I've become a big proponent of DynamoDB over the past few years. DynamoDB provides many benefits that other databases don't, such as a flexible pricing model, a stateless connection model that works seamlessly with serverless compute, and consistent response time even as your database scales to enormous size.
Yet data modeling with DynamoDB is tricky for those used to the relational databases that have dominated for the past few decades. There are a number of quirks around data modeling with DynamoDB, but the biggest one is the recommendation from AWS to use a single table for all of your records.

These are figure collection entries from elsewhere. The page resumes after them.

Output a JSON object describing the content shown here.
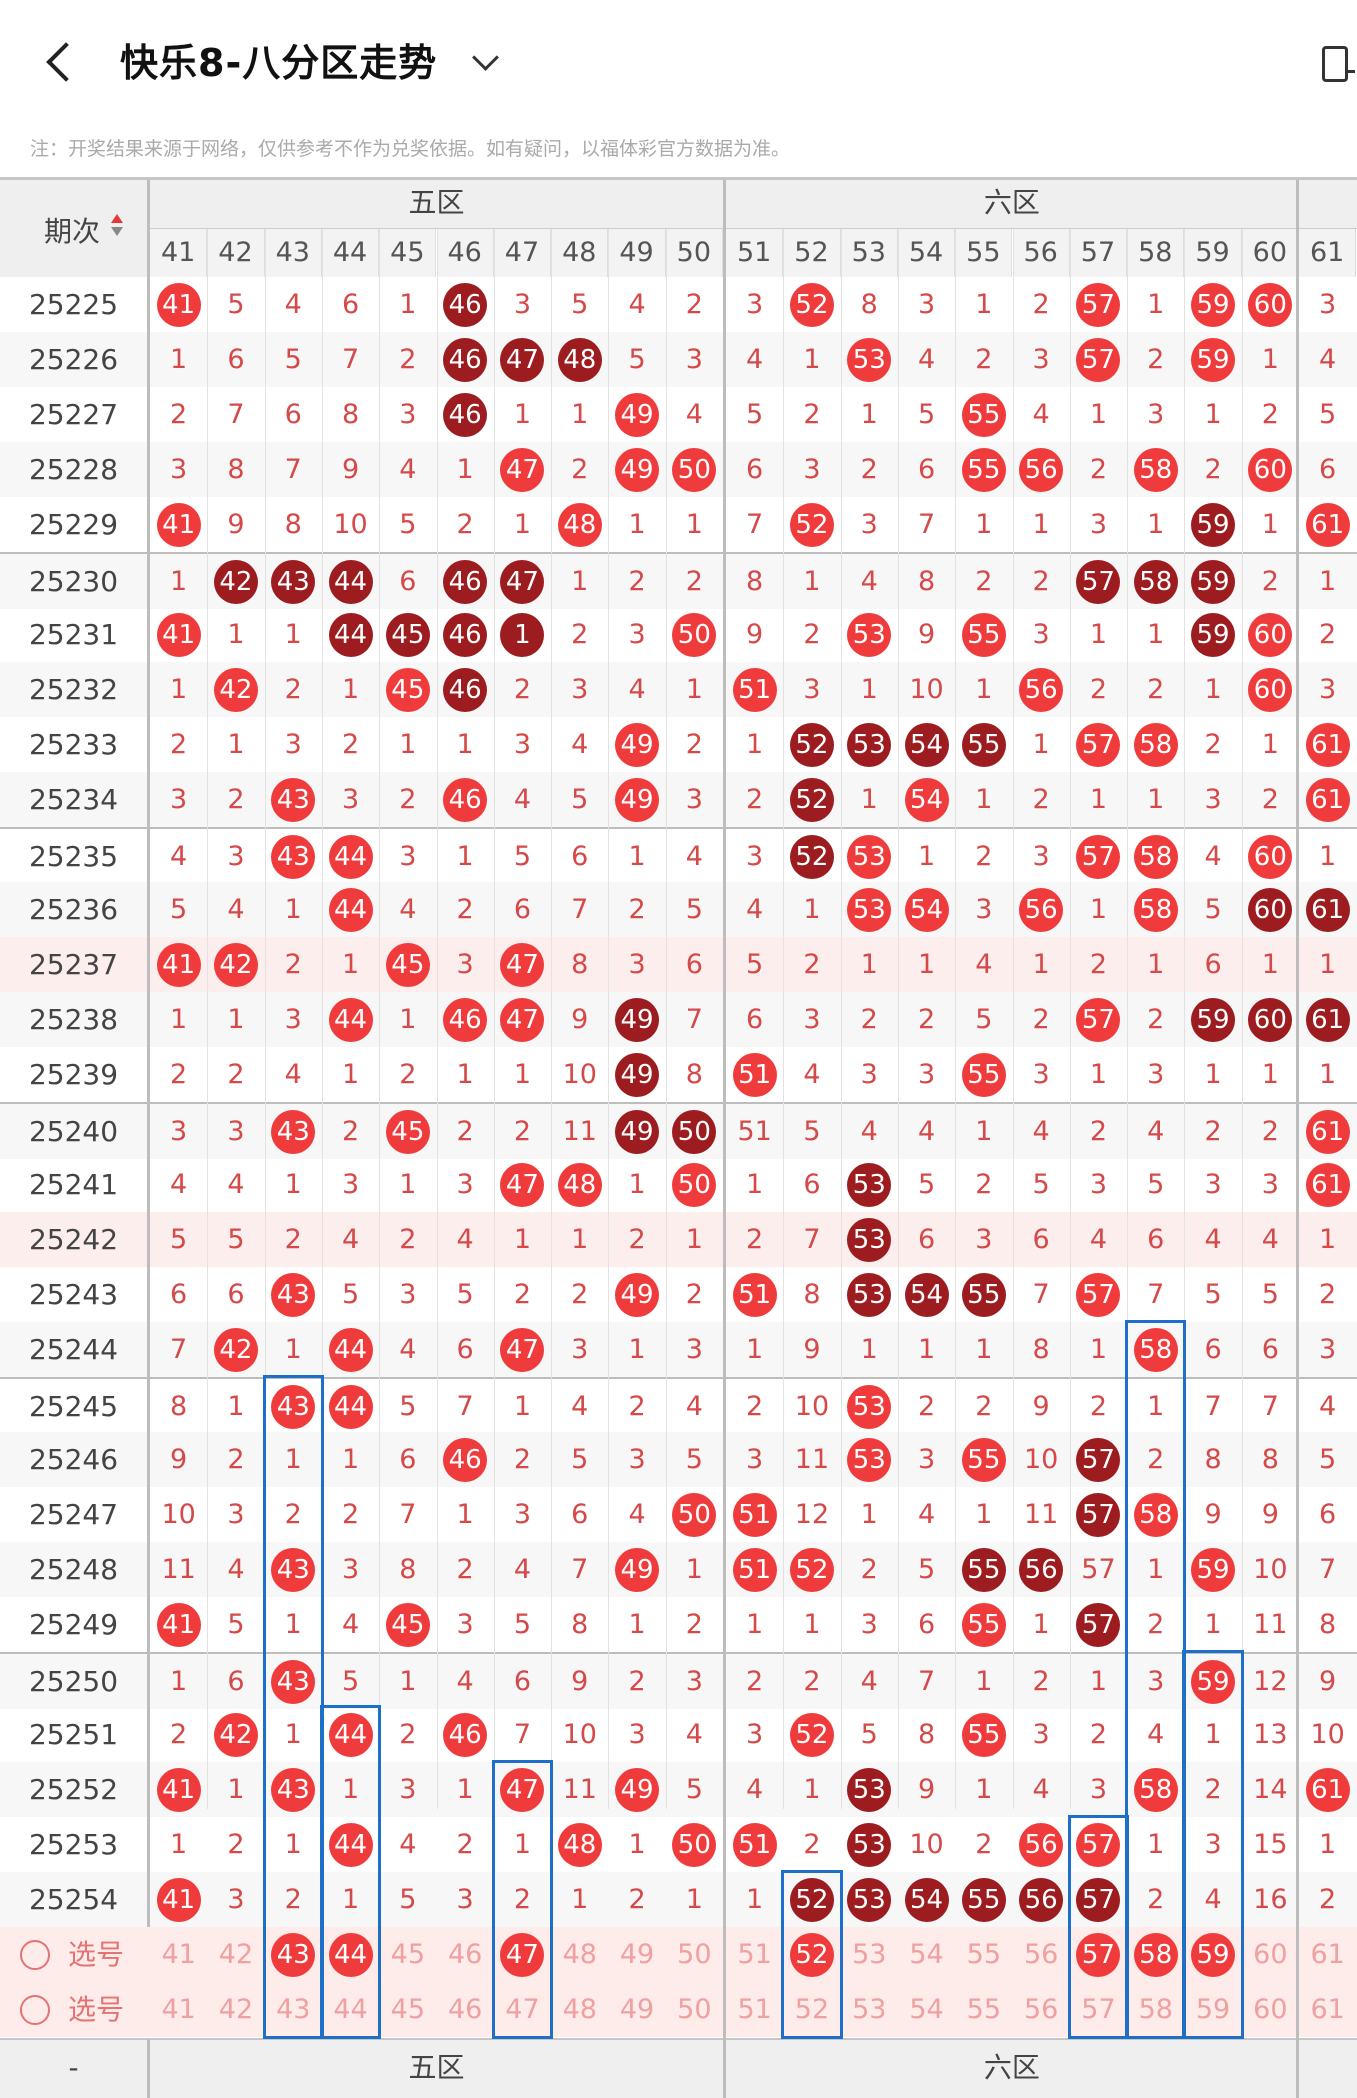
{
  "header": {
    "title": "快乐8-八分区走势"
  },
  "note": "注：开奖结果来源于网络，仅供参考不作为兑奖依据。如有疑问，以福体彩官方数据为准。",
  "period_label": "期次",
  "zones": [
    "五区",
    "六区"
  ],
  "columns": [
    "41",
    "42",
    "43",
    "44",
    "45",
    "46",
    "47",
    "48",
    "49",
    "50",
    "51",
    "52",
    "53",
    "54",
    "55",
    "56",
    "57",
    "58",
    "59",
    "60",
    "61"
  ],
  "select_label": "选号",
  "footer_dash": "-",
  "rows": [
    {
      "p": "25225",
      "v": [
        "41",
        "5",
        "4",
        "6",
        "1",
        "46",
        "3",
        "5",
        "4",
        "2",
        "3",
        "52",
        "8",
        "3",
        "1",
        "2",
        "57",
        "1",
        "59",
        "60",
        "3"
      ],
      "b": "rnnnndnnnnnrnnnnrnrrn"
    },
    {
      "p": "25226",
      "v": [
        "1",
        "6",
        "5",
        "7",
        "2",
        "46",
        "47",
        "48",
        "5",
        "3",
        "4",
        "1",
        "53",
        "4",
        "2",
        "3",
        "57",
        "2",
        "59",
        "1",
        "4"
      ],
      "b": "nnnnndddnnnnrnnnrnrnn"
    },
    {
      "p": "25227",
      "v": [
        "2",
        "7",
        "6",
        "8",
        "3",
        "46",
        "1",
        "1",
        "49",
        "4",
        "5",
        "2",
        "1",
        "5",
        "55",
        "4",
        "1",
        "3",
        "1",
        "2",
        "5"
      ],
      "b": "nnnnndnnrnnnnnrnnnnnn"
    },
    {
      "p": "25228",
      "v": [
        "3",
        "8",
        "7",
        "9",
        "4",
        "1",
        "47",
        "2",
        "49",
        "50",
        "6",
        "3",
        "2",
        "6",
        "55",
        "56",
        "2",
        "58",
        "2",
        "60",
        "6"
      ],
      "b": "nnnnnnrnrrnnnnrrnrnrn"
    },
    {
      "p": "25229",
      "v": [
        "41",
        "9",
        "8",
        "10",
        "5",
        "2",
        "1",
        "48",
        "1",
        "1",
        "7",
        "52",
        "3",
        "7",
        "1",
        "1",
        "3",
        "1",
        "59",
        "1",
        "61"
      ],
      "b": "rnnnnnnrnnnrnnnnnndnr"
    },
    {
      "p": "25230",
      "v": [
        "1",
        "42",
        "43",
        "44",
        "6",
        "46",
        "47",
        "1",
        "2",
        "2",
        "8",
        "1",
        "4",
        "8",
        "2",
        "2",
        "57",
        "58",
        "59",
        "2",
        "1"
      ],
      "b": "ndddnddnnnnnnnnndddnn"
    },
    {
      "p": "25231",
      "v": [
        "41",
        "1",
        "1",
        "44",
        "45",
        "46",
        "1",
        "2",
        "3",
        "50",
        "9",
        "2",
        "53",
        "9",
        "55",
        "3",
        "1",
        "1",
        "59",
        "60",
        "2"
      ],
      "b": "rnnddddnnrnnrnrnnndrn"
    },
    {
      "p": "25232",
      "v": [
        "1",
        "42",
        "2",
        "1",
        "45",
        "46",
        "2",
        "3",
        "4",
        "1",
        "51",
        "3",
        "1",
        "10",
        "1",
        "56",
        "2",
        "2",
        "1",
        "60",
        "3"
      ],
      "b": "nrnnrdnnnnrnnnnrnnnrn"
    },
    {
      "p": "25233",
      "v": [
        "2",
        "1",
        "3",
        "2",
        "1",
        "1",
        "3",
        "4",
        "49",
        "2",
        "1",
        "52",
        "53",
        "54",
        "55",
        "1",
        "57",
        "58",
        "2",
        "1",
        "61"
      ],
      "b": "nnnnnnnnrnnddddnrrnnr"
    },
    {
      "p": "25234",
      "v": [
        "3",
        "2",
        "43",
        "3",
        "2",
        "46",
        "4",
        "5",
        "49",
        "3",
        "2",
        "52",
        "1",
        "54",
        "1",
        "2",
        "1",
        "1",
        "3",
        "2",
        "61"
      ],
      "b": "nnrnnrnnrnndnrnnnnnnr"
    },
    {
      "p": "25235",
      "v": [
        "4",
        "3",
        "43",
        "44",
        "3",
        "1",
        "5",
        "6",
        "1",
        "4",
        "3",
        "52",
        "53",
        "1",
        "2",
        "3",
        "57",
        "58",
        "4",
        "60",
        "1"
      ],
      "b": "nnrrnnnnnnndrnnnrrnrn"
    },
    {
      "p": "25236",
      "v": [
        "5",
        "4",
        "1",
        "44",
        "4",
        "2",
        "6",
        "7",
        "2",
        "5",
        "4",
        "1",
        "53",
        "54",
        "3",
        "56",
        "1",
        "58",
        "5",
        "60",
        "61"
      ],
      "b": "nnnrnnnnnnnnrrnrnrndd"
    },
    {
      "p": "25237",
      "v": [
        "41",
        "42",
        "2",
        "1",
        "45",
        "3",
        "47",
        "8",
        "3",
        "6",
        "5",
        "2",
        "1",
        "1",
        "4",
        "1",
        "2",
        "1",
        "6",
        "1",
        "1"
      ],
      "b": "rrnnrnrnnnnnnnnnnnnnn"
    },
    {
      "p": "25238",
      "v": [
        "1",
        "1",
        "3",
        "44",
        "1",
        "46",
        "47",
        "9",
        "49",
        "7",
        "6",
        "3",
        "2",
        "2",
        "5",
        "2",
        "57",
        "2",
        "59",
        "60",
        "61"
      ],
      "b": "nnnrnrrndnnnnnnnrnddd"
    },
    {
      "p": "25239",
      "v": [
        "2",
        "2",
        "4",
        "1",
        "2",
        "1",
        "1",
        "10",
        "49",
        "8",
        "51",
        "4",
        "3",
        "3",
        "55",
        "3",
        "1",
        "3",
        "1",
        "1",
        "1"
      ],
      "b": "nnnnnnnndnrnnnrnnnnnn"
    },
    {
      "p": "25240",
      "v": [
        "3",
        "3",
        "43",
        "2",
        "45",
        "2",
        "2",
        "11",
        "49",
        "50",
        "51",
        "5",
        "4",
        "4",
        "1",
        "4",
        "2",
        "4",
        "2",
        "2",
        "61"
      ],
      "b": "nnrnrnnnddnnnnnnnnnnr"
    },
    {
      "p": "25241",
      "v": [
        "4",
        "4",
        "1",
        "3",
        "1",
        "3",
        "47",
        "48",
        "1",
        "50",
        "1",
        "6",
        "53",
        "5",
        "2",
        "5",
        "3",
        "5",
        "3",
        "3",
        "61"
      ],
      "b": "nnnnnnrrnrnndnnnnnnnr"
    },
    {
      "p": "25242",
      "v": [
        "5",
        "5",
        "2",
        "4",
        "2",
        "4",
        "1",
        "1",
        "2",
        "1",
        "2",
        "7",
        "53",
        "6",
        "3",
        "6",
        "4",
        "6",
        "4",
        "4",
        "1"
      ],
      "b": "nnnnnnnnnnnndnnnnnnnn"
    },
    {
      "p": "25243",
      "v": [
        "6",
        "6",
        "43",
        "5",
        "3",
        "5",
        "2",
        "2",
        "49",
        "2",
        "51",
        "8",
        "53",
        "54",
        "55",
        "7",
        "57",
        "7",
        "5",
        "5",
        "2"
      ],
      "b": "nnrnnnnnrnrndddnrnnnn"
    },
    {
      "p": "25244",
      "v": [
        "7",
        "42",
        "1",
        "44",
        "4",
        "6",
        "47",
        "3",
        "1",
        "3",
        "1",
        "9",
        "1",
        "1",
        "1",
        "8",
        "1",
        "58",
        "6",
        "6",
        "3"
      ],
      "b": "nrnrnnrnnnnnnnnnnrnnn"
    },
    {
      "p": "25245",
      "v": [
        "8",
        "1",
        "43",
        "44",
        "5",
        "7",
        "1",
        "4",
        "2",
        "4",
        "2",
        "10",
        "53",
        "2",
        "2",
        "9",
        "2",
        "1",
        "7",
        "7",
        "4"
      ],
      "b": "nnrrnnnnnnnnrnnnnnnnn"
    },
    {
      "p": "25246",
      "v": [
        "9",
        "2",
        "1",
        "1",
        "6",
        "46",
        "2",
        "5",
        "3",
        "5",
        "3",
        "11",
        "53",
        "3",
        "55",
        "10",
        "57",
        "2",
        "8",
        "8",
        "5"
      ],
      "b": "nnnnnrnnnnnnrnrndnnnn"
    },
    {
      "p": "25247",
      "v": [
        "10",
        "3",
        "2",
        "2",
        "7",
        "1",
        "3",
        "6",
        "4",
        "50",
        "51",
        "12",
        "1",
        "4",
        "1",
        "11",
        "57",
        "58",
        "9",
        "9",
        "6"
      ],
      "b": "nnnnnnnnnrrnnnnndrnnn"
    },
    {
      "p": "25248",
      "v": [
        "11",
        "4",
        "43",
        "3",
        "8",
        "2",
        "4",
        "7",
        "49",
        "1",
        "51",
        "52",
        "2",
        "5",
        "55",
        "56",
        "57",
        "1",
        "59",
        "10",
        "7"
      ],
      "b": "nnrnnnnnrnrrnnddnnrnn"
    },
    {
      "p": "25249",
      "v": [
        "41",
        "5",
        "1",
        "4",
        "45",
        "3",
        "5",
        "8",
        "1",
        "2",
        "1",
        "1",
        "3",
        "6",
        "55",
        "1",
        "57",
        "2",
        "1",
        "11",
        "8"
      ],
      "b": "rnnnrnnnnnnnnnrndnnnn"
    },
    {
      "p": "25250",
      "v": [
        "1",
        "6",
        "43",
        "5",
        "1",
        "4",
        "6",
        "9",
        "2",
        "3",
        "2",
        "2",
        "4",
        "7",
        "1",
        "2",
        "1",
        "3",
        "59",
        "12",
        "9"
      ],
      "b": "nnrnnnnnnnnnnnnnnnrnn"
    },
    {
      "p": "25251",
      "v": [
        "2",
        "42",
        "1",
        "44",
        "2",
        "46",
        "7",
        "10",
        "3",
        "4",
        "3",
        "52",
        "5",
        "8",
        "55",
        "3",
        "2",
        "4",
        "1",
        "13",
        "10"
      ],
      "b": "nrnrnrnnnnnrnnrnnnnnn"
    },
    {
      "p": "25252",
      "v": [
        "41",
        "1",
        "43",
        "1",
        "3",
        "1",
        "47",
        "11",
        "49",
        "5",
        "4",
        "1",
        "53",
        "9",
        "1",
        "4",
        "3",
        "58",
        "2",
        "14",
        "61"
      ],
      "b": "rnrnnnrnrnnndnnnnrnnr"
    },
    {
      "p": "25253",
      "v": [
        "1",
        "2",
        "1",
        "44",
        "4",
        "2",
        "1",
        "48",
        "1",
        "50",
        "51",
        "2",
        "53",
        "10",
        "2",
        "56",
        "57",
        "1",
        "3",
        "15",
        "1"
      ],
      "b": "nnnrnnnrnrrndnnrrnnnn"
    },
    {
      "p": "25254",
      "v": [
        "41",
        "3",
        "2",
        "1",
        "5",
        "3",
        "2",
        "1",
        "2",
        "1",
        "1",
        "52",
        "53",
        "54",
        "55",
        "56",
        "57",
        "2",
        "4",
        "16",
        "2"
      ],
      "b": "rnnnnnnnnnnddddddnnnn"
    }
  ],
  "select_row_1": {
    "v": [
      "41",
      "42",
      "43",
      "44",
      "45",
      "46",
      "47",
      "48",
      "49",
      "50",
      "51",
      "52",
      "53",
      "54",
      "55",
      "56",
      "57",
      "58",
      "59",
      "60",
      "61"
    ],
    "b": "nnrrnnrnnnnrnnnnrrrnn"
  },
  "select_row_2": {
    "v": [
      "41",
      "42",
      "43",
      "44",
      "45",
      "46",
      "47",
      "48",
      "49",
      "50",
      "51",
      "52",
      "53",
      "54",
      "55",
      "56",
      "57",
      "58",
      "59",
      "60",
      "61"
    ],
    "b": "nnnnnnnnnnnnnnnnnnnnn"
  }
}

In this post, we'll do a deep dive on the concepts behind single-table design.
You'll learn:
- What is single-table design
- Why single-table design is needed
- The downsides of single-table design
- The two times where the downsides of single-table design outweigh the benefits
I recently did a live debate on this subject on Twitch with Rick Houlihan and Edin Zulich. Check out the recording here. Rick is more staunchly in the single-table camp, so be sure to watch that as well.
Let's get started!
What is single-table design
Before we get too far, let's define single-table design. To do this, we'll take a quick journey through the history of databases. We'll look at some basic modeling in relational databases, then see why you need to model differently in DynamoDB. With this, we'll see the key reason for using single-table design.
At the end of this section, we'll also do a quick look at some other, smaller benefits of single-table design.
Background on SQL modeling & joins
Let's start with our good friend, the relational database.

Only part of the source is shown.